The 2020 Scottish Women's Premier League Cup was the 19th edition of the SWPL Cup competition, which began in 2002. It was known as the Scottish Building Society Scottish Women's Premier League Cup for sponsorship reasons. The competition was to be contested by all 18 teams of the two divisions of the Scottish Women's Premier League (SWPL 1 and SWPL 2).

Due to the COVID-19 pandemic, the competition was halted in March and abandoned in July 2020 without a winner.

==Format==
In a change to the format, the first and second teams in the 2019 Scottish Women's Premier League received a bye to the quarter-finals. The remaining teams in SWPL1 and SWPL2 were divided into four groups of four teams. The group winners and the two runners-up with the best records would advance to the quarter-finals. The two other runners-up along with the teams who finish third and the two fourth-placed teams with the best record would compete in the plate competition.

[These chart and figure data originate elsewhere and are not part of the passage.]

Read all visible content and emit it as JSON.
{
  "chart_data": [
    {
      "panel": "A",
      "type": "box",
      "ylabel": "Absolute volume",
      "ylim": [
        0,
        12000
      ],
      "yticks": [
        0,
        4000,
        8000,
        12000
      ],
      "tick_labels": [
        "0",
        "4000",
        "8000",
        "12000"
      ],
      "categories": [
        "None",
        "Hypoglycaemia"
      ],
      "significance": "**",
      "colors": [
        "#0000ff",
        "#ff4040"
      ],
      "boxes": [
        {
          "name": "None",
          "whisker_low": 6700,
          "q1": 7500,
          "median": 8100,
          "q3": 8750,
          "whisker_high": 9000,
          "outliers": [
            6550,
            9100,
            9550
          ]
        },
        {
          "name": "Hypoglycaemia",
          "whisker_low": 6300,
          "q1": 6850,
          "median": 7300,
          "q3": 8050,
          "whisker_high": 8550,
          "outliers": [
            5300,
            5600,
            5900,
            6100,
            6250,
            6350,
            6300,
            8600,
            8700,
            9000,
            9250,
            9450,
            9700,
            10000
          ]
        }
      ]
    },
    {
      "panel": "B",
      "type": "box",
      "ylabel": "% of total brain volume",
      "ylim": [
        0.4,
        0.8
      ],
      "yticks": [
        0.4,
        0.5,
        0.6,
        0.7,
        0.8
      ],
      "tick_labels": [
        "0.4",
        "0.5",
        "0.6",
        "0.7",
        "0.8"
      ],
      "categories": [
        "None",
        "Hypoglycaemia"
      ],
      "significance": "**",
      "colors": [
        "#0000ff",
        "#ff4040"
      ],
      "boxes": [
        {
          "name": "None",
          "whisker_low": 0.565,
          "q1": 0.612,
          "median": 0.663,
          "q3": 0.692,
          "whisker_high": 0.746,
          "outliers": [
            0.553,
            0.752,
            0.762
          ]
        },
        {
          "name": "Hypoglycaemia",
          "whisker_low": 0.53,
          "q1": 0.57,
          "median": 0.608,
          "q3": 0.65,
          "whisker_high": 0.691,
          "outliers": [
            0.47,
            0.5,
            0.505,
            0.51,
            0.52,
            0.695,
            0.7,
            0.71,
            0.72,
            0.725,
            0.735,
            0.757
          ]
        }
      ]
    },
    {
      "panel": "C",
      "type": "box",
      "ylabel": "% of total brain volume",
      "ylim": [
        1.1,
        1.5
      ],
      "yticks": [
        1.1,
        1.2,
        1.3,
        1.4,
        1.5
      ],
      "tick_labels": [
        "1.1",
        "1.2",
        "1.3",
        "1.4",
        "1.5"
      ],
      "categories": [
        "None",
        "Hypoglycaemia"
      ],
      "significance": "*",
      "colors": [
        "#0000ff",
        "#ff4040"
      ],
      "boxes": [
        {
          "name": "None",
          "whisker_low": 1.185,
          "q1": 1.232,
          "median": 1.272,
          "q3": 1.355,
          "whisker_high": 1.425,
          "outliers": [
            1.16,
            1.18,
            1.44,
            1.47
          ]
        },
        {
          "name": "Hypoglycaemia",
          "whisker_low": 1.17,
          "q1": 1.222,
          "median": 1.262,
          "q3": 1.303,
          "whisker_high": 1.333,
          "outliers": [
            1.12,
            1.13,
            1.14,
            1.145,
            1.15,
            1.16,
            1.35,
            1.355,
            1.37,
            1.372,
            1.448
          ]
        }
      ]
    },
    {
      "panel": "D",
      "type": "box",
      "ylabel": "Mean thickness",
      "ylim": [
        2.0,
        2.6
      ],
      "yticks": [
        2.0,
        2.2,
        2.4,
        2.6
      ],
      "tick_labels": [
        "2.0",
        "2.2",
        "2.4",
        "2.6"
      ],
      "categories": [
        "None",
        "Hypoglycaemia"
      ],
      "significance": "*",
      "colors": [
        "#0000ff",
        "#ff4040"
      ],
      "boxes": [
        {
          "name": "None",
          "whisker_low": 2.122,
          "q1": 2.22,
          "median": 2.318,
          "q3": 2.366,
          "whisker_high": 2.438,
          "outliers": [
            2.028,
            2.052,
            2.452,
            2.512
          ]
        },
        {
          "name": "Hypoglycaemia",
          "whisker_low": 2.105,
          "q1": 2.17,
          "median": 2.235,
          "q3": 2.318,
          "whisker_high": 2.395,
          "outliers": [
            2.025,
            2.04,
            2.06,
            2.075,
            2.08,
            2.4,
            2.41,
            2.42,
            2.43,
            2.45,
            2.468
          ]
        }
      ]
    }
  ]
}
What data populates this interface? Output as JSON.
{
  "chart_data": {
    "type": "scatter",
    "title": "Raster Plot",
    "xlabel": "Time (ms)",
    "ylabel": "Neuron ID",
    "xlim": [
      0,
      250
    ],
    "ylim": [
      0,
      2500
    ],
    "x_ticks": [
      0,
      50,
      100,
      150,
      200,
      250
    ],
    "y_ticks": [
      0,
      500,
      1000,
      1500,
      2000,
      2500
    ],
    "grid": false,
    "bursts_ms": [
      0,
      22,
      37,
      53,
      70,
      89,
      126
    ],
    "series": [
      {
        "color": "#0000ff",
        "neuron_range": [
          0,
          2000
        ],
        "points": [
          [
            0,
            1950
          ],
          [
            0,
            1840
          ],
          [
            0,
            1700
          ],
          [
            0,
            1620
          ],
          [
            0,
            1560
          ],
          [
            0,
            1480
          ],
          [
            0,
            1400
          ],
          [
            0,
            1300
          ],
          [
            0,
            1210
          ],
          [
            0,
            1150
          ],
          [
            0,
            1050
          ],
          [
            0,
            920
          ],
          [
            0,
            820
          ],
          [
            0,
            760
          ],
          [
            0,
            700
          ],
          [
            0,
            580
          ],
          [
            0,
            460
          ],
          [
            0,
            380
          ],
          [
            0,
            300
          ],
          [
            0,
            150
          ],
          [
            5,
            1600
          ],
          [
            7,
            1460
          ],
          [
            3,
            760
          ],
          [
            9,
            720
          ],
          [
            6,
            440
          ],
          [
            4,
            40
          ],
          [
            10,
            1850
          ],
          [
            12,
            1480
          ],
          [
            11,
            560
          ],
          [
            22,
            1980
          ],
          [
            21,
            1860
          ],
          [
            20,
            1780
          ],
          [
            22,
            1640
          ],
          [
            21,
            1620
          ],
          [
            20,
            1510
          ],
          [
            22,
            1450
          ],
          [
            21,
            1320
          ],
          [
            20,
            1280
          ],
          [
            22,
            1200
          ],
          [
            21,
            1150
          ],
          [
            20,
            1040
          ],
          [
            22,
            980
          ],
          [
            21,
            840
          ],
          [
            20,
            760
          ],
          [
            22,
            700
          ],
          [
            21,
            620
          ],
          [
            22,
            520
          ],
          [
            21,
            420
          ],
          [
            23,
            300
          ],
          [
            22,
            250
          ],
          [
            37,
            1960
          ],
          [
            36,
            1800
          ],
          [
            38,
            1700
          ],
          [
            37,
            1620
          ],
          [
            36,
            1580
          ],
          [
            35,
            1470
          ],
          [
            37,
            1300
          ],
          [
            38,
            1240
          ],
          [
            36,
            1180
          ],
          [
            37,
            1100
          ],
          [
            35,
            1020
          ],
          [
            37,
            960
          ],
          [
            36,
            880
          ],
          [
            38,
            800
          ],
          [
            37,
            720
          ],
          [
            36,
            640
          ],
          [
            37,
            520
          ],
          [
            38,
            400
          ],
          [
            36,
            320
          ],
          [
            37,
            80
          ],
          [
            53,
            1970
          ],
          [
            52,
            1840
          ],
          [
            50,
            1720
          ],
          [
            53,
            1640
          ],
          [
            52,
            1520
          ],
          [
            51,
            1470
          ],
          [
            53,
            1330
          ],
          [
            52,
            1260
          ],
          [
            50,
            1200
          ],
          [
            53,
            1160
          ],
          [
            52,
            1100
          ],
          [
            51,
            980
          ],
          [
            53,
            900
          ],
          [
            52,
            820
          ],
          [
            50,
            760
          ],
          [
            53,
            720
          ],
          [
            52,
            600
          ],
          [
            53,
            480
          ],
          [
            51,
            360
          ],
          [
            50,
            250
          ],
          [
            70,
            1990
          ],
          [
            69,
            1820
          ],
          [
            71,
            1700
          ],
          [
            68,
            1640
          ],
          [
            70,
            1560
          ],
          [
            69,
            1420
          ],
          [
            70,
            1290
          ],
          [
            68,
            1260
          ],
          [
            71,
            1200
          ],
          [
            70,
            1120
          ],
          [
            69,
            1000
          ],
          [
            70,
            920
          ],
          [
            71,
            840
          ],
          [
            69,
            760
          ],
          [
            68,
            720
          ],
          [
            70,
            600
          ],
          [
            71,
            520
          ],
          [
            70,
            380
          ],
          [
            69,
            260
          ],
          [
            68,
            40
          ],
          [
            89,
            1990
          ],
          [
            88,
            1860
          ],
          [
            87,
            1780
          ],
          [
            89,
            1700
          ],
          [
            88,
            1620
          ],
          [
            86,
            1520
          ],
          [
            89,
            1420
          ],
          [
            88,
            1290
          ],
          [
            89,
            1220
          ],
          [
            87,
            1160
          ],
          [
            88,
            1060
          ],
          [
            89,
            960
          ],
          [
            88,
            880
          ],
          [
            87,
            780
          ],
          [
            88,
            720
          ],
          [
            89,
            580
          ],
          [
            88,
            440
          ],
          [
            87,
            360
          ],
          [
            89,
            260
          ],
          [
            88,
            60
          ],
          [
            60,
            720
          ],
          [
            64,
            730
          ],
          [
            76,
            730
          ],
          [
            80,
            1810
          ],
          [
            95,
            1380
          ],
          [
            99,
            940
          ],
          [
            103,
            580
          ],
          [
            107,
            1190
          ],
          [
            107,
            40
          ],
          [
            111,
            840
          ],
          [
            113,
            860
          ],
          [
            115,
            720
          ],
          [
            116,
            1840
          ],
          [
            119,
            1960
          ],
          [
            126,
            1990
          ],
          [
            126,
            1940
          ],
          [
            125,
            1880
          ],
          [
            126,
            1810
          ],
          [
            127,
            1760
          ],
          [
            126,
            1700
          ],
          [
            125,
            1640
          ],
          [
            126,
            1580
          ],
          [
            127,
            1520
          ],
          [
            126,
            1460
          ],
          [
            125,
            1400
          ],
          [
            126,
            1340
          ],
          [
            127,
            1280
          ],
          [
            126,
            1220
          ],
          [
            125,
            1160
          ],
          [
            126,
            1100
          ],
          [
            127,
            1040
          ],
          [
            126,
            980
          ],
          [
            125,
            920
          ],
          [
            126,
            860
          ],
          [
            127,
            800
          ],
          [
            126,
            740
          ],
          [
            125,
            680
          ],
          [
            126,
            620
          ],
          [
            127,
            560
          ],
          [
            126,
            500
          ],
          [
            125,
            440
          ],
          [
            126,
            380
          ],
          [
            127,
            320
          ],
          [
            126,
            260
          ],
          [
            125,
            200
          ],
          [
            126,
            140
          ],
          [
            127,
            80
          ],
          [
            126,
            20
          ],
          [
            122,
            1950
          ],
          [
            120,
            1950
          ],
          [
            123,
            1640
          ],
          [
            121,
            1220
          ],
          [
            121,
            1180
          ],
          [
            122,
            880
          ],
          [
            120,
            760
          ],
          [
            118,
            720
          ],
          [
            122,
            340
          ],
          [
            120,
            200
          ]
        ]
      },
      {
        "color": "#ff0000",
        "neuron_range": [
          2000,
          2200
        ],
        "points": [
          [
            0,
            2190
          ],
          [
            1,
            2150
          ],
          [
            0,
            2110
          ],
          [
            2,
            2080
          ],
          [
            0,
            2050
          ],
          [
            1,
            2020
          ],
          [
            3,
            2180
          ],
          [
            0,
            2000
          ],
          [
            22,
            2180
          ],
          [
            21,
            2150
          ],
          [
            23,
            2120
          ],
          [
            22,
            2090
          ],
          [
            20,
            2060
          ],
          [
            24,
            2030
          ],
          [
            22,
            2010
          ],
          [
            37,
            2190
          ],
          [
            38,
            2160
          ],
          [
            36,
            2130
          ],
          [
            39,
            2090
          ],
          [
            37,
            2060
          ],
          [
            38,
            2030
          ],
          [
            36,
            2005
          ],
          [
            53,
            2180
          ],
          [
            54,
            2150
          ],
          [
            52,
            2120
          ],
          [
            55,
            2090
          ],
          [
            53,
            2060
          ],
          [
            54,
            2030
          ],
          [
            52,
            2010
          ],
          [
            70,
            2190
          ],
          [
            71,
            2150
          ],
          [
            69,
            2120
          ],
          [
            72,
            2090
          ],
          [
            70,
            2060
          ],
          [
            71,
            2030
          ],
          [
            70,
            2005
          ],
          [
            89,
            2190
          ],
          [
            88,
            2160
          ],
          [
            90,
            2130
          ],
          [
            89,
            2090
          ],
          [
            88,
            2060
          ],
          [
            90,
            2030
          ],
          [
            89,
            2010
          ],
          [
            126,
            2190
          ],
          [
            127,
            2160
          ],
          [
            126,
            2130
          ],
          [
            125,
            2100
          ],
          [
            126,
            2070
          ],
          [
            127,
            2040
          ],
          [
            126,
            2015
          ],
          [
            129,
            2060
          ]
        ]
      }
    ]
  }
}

After the start of the COVID-19 pandemic, the Scottish FA banned the traditional practice of shaking hands between opponents and the match officials in a bid to help contain the virus.

==Teams==

| SWPL1 | SWPL2 |
|---|---|
| Celtic; Forfar Farmington; Glasgow City; Hibernian; Heart of Midlothian; Motherwell; Rangers; Spartans; | Aberdeen; Boroughmuir Thistle; Dundee United; Glasgow Women; Hamilton Academical; Kilmarnock; Partick Thistle; Queen's Park; St Johnstone; Stirling University; |

- Notes

==Group stage==

===Group A===

====Table====

| Pos | Team | Pld | W | D | L | GF | GA | GD | Pts | Qualification |
| 1 | Celtic | 3 | 2 | 1 | 0 | 10 | 1 | +9 | 7 | Quarter-finals |
| 2 | Spartans | 3 | 2 | 0 | 1 | 5 | 6 | −1 | 6 | SWPL Plate |
| 3 | St Johnstone | 3 | 1 | 0 | 2 | 3 | 8 | −5 | 3 |
| 4 | Glasgow Women | 3 | 0 | 1 | 2 | 3 | 6 | −3 | 1 |

===Group B===

====Table====

| Pos | Team | Pld | W | D | L | GF | GA | GD | Pts | Qualification |
| 1 | Rangers | 2 | 2 | 0 | 0 | 6 | 0 | +6 | 6 | Quarter-finals |
| 2 | Hamilton Academical (Q) | 3 | 2 | 0 | 1 | 8 | 4 | +4 | 6 |
| 3 | Dundee United | 2 | 1 | 0 | 1 | 5 | 4 | +1 | 3 | SWPL Plate |
| 4 | Queen's Park (E) | 3 | 0 | 0 | 3 | 3 | 14 | −11 | 0 |  |

===Group C===

====Table====

| Pos | Team | Pld | W | D | L | GF | GA | GD | Pts | Qualification |
|---|---|---|---|---|---|---|---|---|---|---|
| 1 | Heart of Midlothian (Q) | 3 | 2 | 0 | 1 | 8 | 3 | +5 | 6 | Quarter-finals |
| 2 | Aberdeen | 2 | 1 | 1 | 0 | 2 | 1 | +1 | 4 | Quarter-finals or SWPL Plate |
| 3 | Stirling University | 2 | 1 | 0 | 1 | 4 | 4 | 0 | 3 | SWPL Plate |
| 4 | Boroughmuir Thistle (E) | 3 | 0 | 1 | 2 | 3 | 9 | −6 | 1 |  |

===Group D===

====Table====

| Pos | Team | Pld | W | D | L | GF | GA | GD | Pts | Qualification |
| 1 | Forfar Farmington | 3 | 2 | 0 | 1 | 4 | 4 | 0 | 6 | Quarter-finals |
| 2 | Partick Thistle | 2 | 1 | 1 | 0 | 5 | 2 | +3 | 4 | Quarter-finals or SWPL Plate |
| 3 | Motherwell | 2 | 1 | 0 | 1 | 4 | 2 | +2 | 3 | SWPL Plate |
| 4 | Kilmarnock (Q) | 3 | 0 | 1 | 2 | 2 | 7 | −5 | 1 |

===Ranking of second-placed teams===

| Pos | Grp | Team | Pld | W | D | L | GF | GA | GD | Pts | Qualification |
| 1 | B | Hamilton Academical (Q) | 3 | 2 | 0 | 1 | 8 | 4 | +4 | 6 | Quarter-finals |
| 2 | A | Spartans | 3 | 2 | 0 | 1 | 5 | 6 | −1 | 6 |
| 3 | D | Partick Thistle | 2 | 1 | 1 | 0 | 5 | 2 | +3 | 4 | SWPL Plate |
| 4 | C | Aberdeen | 2 | 1 | 1 | 0 | 2 | 1 | +1 | 4 |

===Ranking of fourth-placed teams===

| Pos | Team | Pld | W | D | L | GF | GA | GD | Pts | Qualification |
| 1 | Glasgow Women (Q) | 3 | 0 | 1 | 2 | 3 | 6 | −3 | 1 | SWPL Plate |
| 2 | Kilmarnock (Q) | 3 | 0 | 1 | 2 | 2 | 7 | −5 | 1 |
| 3 | Boroughmuir Thistle (E) | 3 | 0 | 1 | 2 | 3 | 9 | −6 | 1 |  |
| 4 | Queen's Park (E) | 3 | 0 | 0 | 3 | 3 | 14 | −11 | 0 |

==Knock-out phase==
Confirmed clubs:

| SWPL1 | SWPL2 |
|---|---|
| Celtic; Glasgow City; Hibernian; Heart of Midlothian; | Hamilton Academical; |

The draw for the quarter-finals was scheduled for Tuesday 17 March 2020 with the ties due to be played on Sunday 29 March 2020.

==SWPL Plate==
Confirmed clubs:

| SWPL1 | SWPL2 |
|---|---|
| Spartans; | Glasgow Women; Kilmarnock; St Johnstone; |

The draw for the Plate quarter-finals was scheduled for Tuesday 17 March 2020 with the ties due to be played on Sunday 29 March 2020.